I did answer the question and I was having a bit of fun. But being serious.

I spoke to a friend who runs a business in the local town (he was over for a beer) and he gets around 40 letters a day from various parts of the world and he has not been asked to pay anything. BUT his mail is delivered to him.
He is a large scale stamp collector and none of his mail has customs documents attached. All arrive in little plain brown envelopes (well he says they are stamps) 


From Correos website.

All shipments of goods that enter via Correos in Spain are subject to Customs controls*, unlike postal items that contain documents or personal messages sent by other people.*

So standard mail i.e. letters, postcards, bills, birthday cards are not subject to the customs and excise controls.
Unless the EU are changing the way the world works.
None of the above have EVER been subject to any restrictions ANTWHERE in the world before.

I doubt the national postal carrier would be scamming you (everyone maybe). I could be wrong here though

Letters etc DO NOT need customs declaration forms false stop as they usually carry no tangible goods. 
You will or should always be asked at point of posting (if in a post office) as to the contents. This will determine what happens. 

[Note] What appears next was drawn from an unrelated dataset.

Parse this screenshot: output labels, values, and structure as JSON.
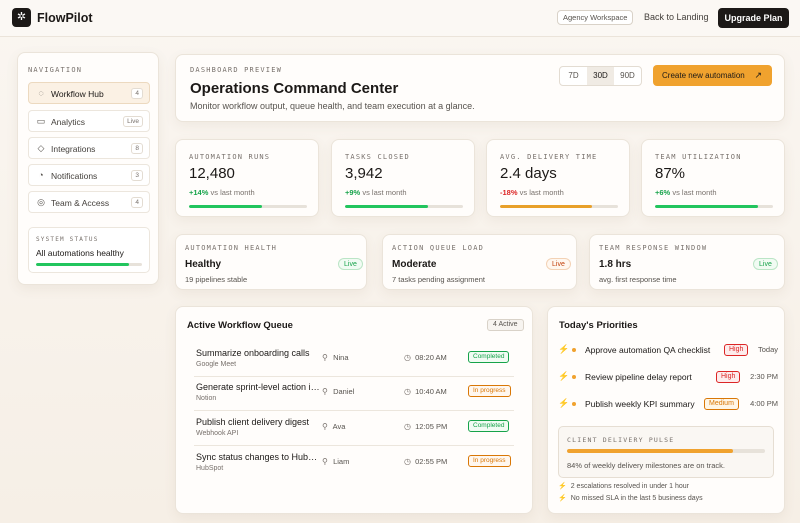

Everytime I post something here the lady always asks me what Im sending and I lie (and she knows) but they always go normal letter rate. (its artwork but I say worthless paper) 

We have had cards from Australia, the US and the UK over the past month (the wife birthday and her dads) none of these had any charges.

Im off now as I have a website to update.


----------



## MataMata (Nov 30, 2008)

woodpecker9 said:


> I think this has racist tones, and reminds me of 1939/45.


What a ridiculous comment.

If you have one scintilla of evidence that post from UK is being treated any differently to that from other non EU countries then please present it.


----------



## woodpecker9 (Jan 22, 2021)

MataMata said:


> What a ridiculous comment.
> 
> If you have one scintilla of evidence that post from UK is being treated any differently to that from other non EU countries then please present it.


My previous post, I was behind a Brit in the post office who was charge €5.10 for a letter with zero value. Yes that may now be happening to all non EU post, but strange how the new rules came in 1st July after BREXIT. The policy still has racist tones to all non EU countries.

I do not want any argument with foreigners who believe Spain is perfect and never does anything wrong or EU lovers.


----------



## xabiaxica (Jun 23, 2009)

woodpecker9 said:


> My previous post, I was behind a Brit in the post office who was charge €5.10 for a letter with zero value. Yes that may now be happening to all non EU post, but strange how the new rules came in 1st July after BREXIT. The policy still has racist tones to all non EU countries.
> 
> I do not want any argument with foreigners who believe Spain is perfect and never does anything wrong or EU lovers.


Racist?

It's simply a charge made on some third country mail, and goes both ways - a direct result of Brexit!



https://www.royalmail.com/brexit


----------



## Alcalaina (Aug 6, 2010)

I've gone through the Correos tariffs and charges pages, and there is absolutely nothing that refers to handling charges or import duties on correspondence. It looks like someone has got the wrong end of the stick and is using it to stir up confusion. Maybe the sender didn't pay the full amount, and the recipient had to pay the difference?


----------



## Alcalaina (Aug 6, 2010)

xabiaxica said:


> Racist?
> 
> It's simply a charge made on some third country mail, and goes both ways - a direct result of Brexit!
> 
> ...


But this is IVA on goods, and doesn't apply to letters, birthday cards etc.



> When sending goods abroad, you now need to complete and attach a customs declaration (CN22 or CN23), available from the Post Office® or Royal Mail’s Click&Drop. This does not apply to customers sending items from Northern Ireland to the EU.* Letters, postcards and documents are usually exempt.*


----------



## xabiaxica (Jun 23, 2009)

Alcalaina said:


> I've gone through the Correos tariffs and charges pages, and there is absolutely nothing that refers to handling charges or import duties on correspondence. It looks like someone has got the wrong end of the stick and is using it to stir up confusion. Maybe the sender didn't pay the full amount, and the recipient had to pay the difference?


That's entirely possible!


----------



## xabiaxica (Jun 23, 2009)

Alcalaina said:


> But this is IVA on goods, and doesn't apply to letters, birthday cards etc.





> 'usually' exempt


 so presumably not always. 


Having not actually witnessed the conversation we'll never know for sure.


----------



## Alcalaina (Aug 6, 2010)

xabiaxica said:


> so presumably not always.
> 
> Having not actually witnessed the conversation we'll never know for sure.


True. I imagine this refers to letters that have commercial value e,g, if they are written or signed by someone famous, but they would require a customs declaration.


----------